Kurosawa sees evil not as an outside force but integral to the strange, vaguely menacing nature of our universe. Given the right conditions — a weakening of the psychic immune system in "Cure" or a break in the wall between the living and dead in "Kairo (Pulse)," (2001) — we can all become vulnerable to its invasion. Also, he builds his scares from mundane materials — a flicking light, puddling water or red tape on a door.
Genre cinema, however, is defined by formulas that place limits on even the most creative. Kurosawa danced in his chains better than most, but his recent horror outings have been unfocused and uninspired, even verging on the farcical.
In his newest film, "Tokyo Sonata," Kurosawa has abandoned horror for that staple of Japanese cinema — the family drama — and returned to form, brilliantly. Screened in the En Certain Regard section at this year's Cannes Film Festival, "Tokyo Sonata" won the Jury Prize, the only Japanese film to leave the festival with an award this year.
Based on an original screenplay by Australian Max Mannix that Kurosawa and scriptwriter Sachiko Tanaka polished, "Tokyo Sonata" tells a typical story of these economically uncertain times: A middle-age salaryman, Ryuhei Sasaki (Teruyuki Kagawa), loses his job, but doesn't tell his wife, Megumi (Kyoko Koizumi) or two sons — sixth-grader Kenta (Kai Inowaki) and college student Taka (Yu Koyanagi).

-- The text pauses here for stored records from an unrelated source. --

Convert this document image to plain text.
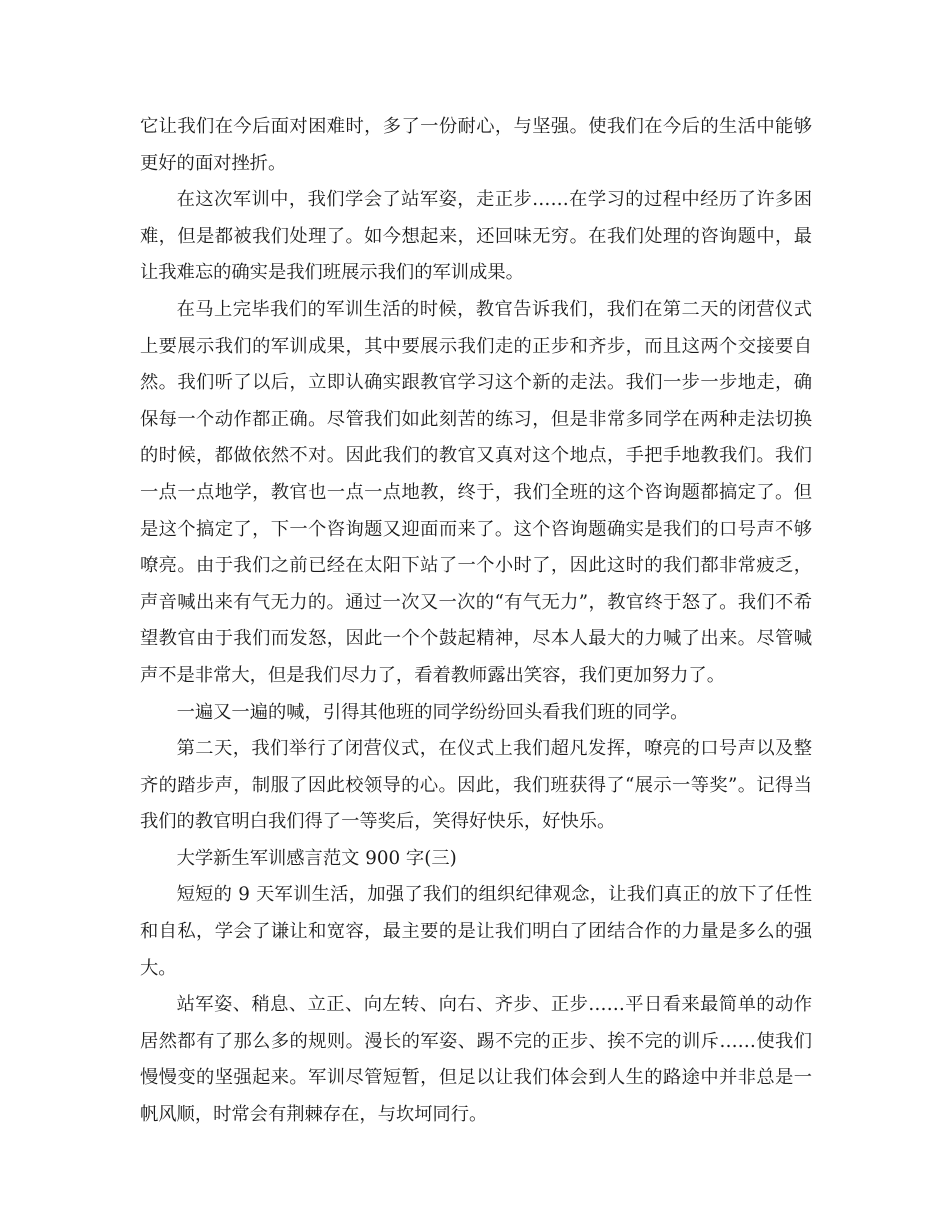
它让我们在今后面对困难时，多了一份耐心，与坚强。使我们在今后的生活中能够更好的面对挫折。

在这次军训中，我们学会了站军姿，走正步……在学习的过程中经历了许多困难，但是都被我们处理了。如今想起来，还回味无穷。在我们处理的咨询题中，最让我难忘的确实是我们班展示我们的军训成果。

在马上完毕我们的军训生活的时候，教官告诉我们，我们在第二天的闭营仪式上要展示我们的军训成果，其中要展示我们走的正步和齐步，而且这两个交接要自然。我们听了以后，立即认确实跟教官学习这个新的走法。我们一步一步地走，确保每一个动作都正确。尽管我们如此刻苦的练习，但是非常多同学在两种走法切换的时候，都做依然不对。因此我们的教官又真对这个地点，手把手地教我们。我们一点一点地学，教官也一点一点地教，终于，我们全班的这个咨询题都搞定了。但是这个搞定了，下一个咨询题又迎面而来了。这个咨询题确实是我们的口号声不够嘹亮。由于我们之前已经在太阳下站了一个小时了，因此这时的我们都非常疲乏，声音喊出来有气无力的。通过一次又一次的“有气无力”，教官终于怒了。我们不希望教官由于我们而发怒，因此一个个鼓起精神，尽本人最大的力喊了出来。尽管喊声不是非常大，但是我们尽力了，看着教师露出笑容，我们更加努力了。

一遍又一遍的喊，引得其他班的同学纷纷回头看我们班的同学。

第二天，我们举行了闭营仪式，在仪式上我们超凡发挥，嘹亮的口号声以及整齐的踏步声，制服了因此校领导的心。因此，我们班获得了“展示一等奖”。记得当我们的教官明白我们得了一等奖后，笑得好快乐，好快乐。

大学新生军训感言范文 900 字(三)

短短的 9 天军训生活，加强了我们的组织纪律观念，让我们真正的放下了任性和自私，学会了谦让和宽容，最主要的是让我们明白了团结合作的力量是多么的强大。

站军姿、稍息、立正、向左转、向右、齐步、正步……平日看来最简单的动作居然都有了那么多的规则。漫长的军姿、踢不完的正步、挨不完的训斥……使我们慢慢变的坚强起来。军训尽管短暂，但足以让我们体会到人生的路途中并非总是一帆风顺，时常会有荆棘存在，与坎坷同行。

Instead, he tries to keep up appearances, leaving home each morning dressed in a suit and tie and carrying a briefcase, but spending his days searching fruitlessly for work, killing time in a public library or lining up for a free lunch with the homeless and the other unemployed.
This is similar to the set-up of Toshiaki Toyoda's "Kuchu Teien (Hanging Garden)," a 2005 film in which Koizumi also starred. But where Toyoda's film about familial masks had a black comic tone, Kurosawa's is almost entirely straight- faced — and scary.
The scares come not from ghosts advancing toward fear-paralyzed victims but from the feelings of grim helplessness and hopelessness that begin to grip Sasaki as his life slowly, inexorably circles the drain. Though he desperately tries to hide the shame of being unemployed, his little poses and ruses are relentlessly stripped bare by a searching glance, a mocking request or a disastrous chance encounter. He is living a nightmare — and since it's largely of his own making, he can't easily escape it.
His one companion in misery is a former high-school classmate, Kurosu (Kanji Tsuda), who has also joined the ranks of the jobless, but has the confident, swaggering air of a survivor. Sasaki clings to him as to a lifeline — but Kurosu is also teetering on the edge.
Megumi sees the change in her husband — she even catches him sneaking home early the day he is fired — but doesn't voice her suspicions. The lines of communication between her and Sasaki are vanishingly thin — about the only time they occupy the same psychic space is the evening meal, which Sasaki chomps down with barely a word. Still, she would rather keep up the illusion of normality than risk a confrontation and an explosion.
The two boys are less restrained. When Kenta asks his parents if he can study piano and is brusquely refused by his father (for reasons he can't disclose), he takes lessons anyway, paying for them with his lunch money, while telling no one. When Taka tires of his aimless existence, which includes an arubaito (part-time job) handing out tissue packs on street corners — he decides to join the U.S. Army over Sasaki's strenuous objections.
So far so typical: Traditionalist fathers in Japanese family dramas have been watching their authority slip away for decades now. But rather than proceed to the expected denouement — Sasaki sees the error of his ways, repents, reconciles, etc. — the film takes unexpected turns, some violent, some deadly, some bizarre, that throw all the principals off their assigned tracks. In short, "Tokyo Sonata" becomes a Kurosawa film, in which everyday reality is upended, to better reveal the baseline humanity of the characters.
This is a risky narrative strategy, as Kurosawa has already proved in previous, less successful films, but instead of devolving into an artificial exercise in irony or a wacky excursion into Surrealism, the film reaches another, higher level, something like a near-death experience that changes everything, even if a sober explanation of it sounds absurd.
Teruyuki Kagawa, a veteran of many man-at-the-end-of-his-tether roles, does his familiar sweaty, shifty-eyed turn as Sasaki, but with an unusual intensity, as if his character is being not just humiliated, but physically hunted. As Megumi, Koizumi adds layers of dark complexity to that generic character — the put-on housewife. She is tough and shrewd — little gets by that appraising glance — but she is also capable of surprising acts of courage, tolerance and passion. She holds the family — as well as Kurosawa's best film in years — triumphantly together.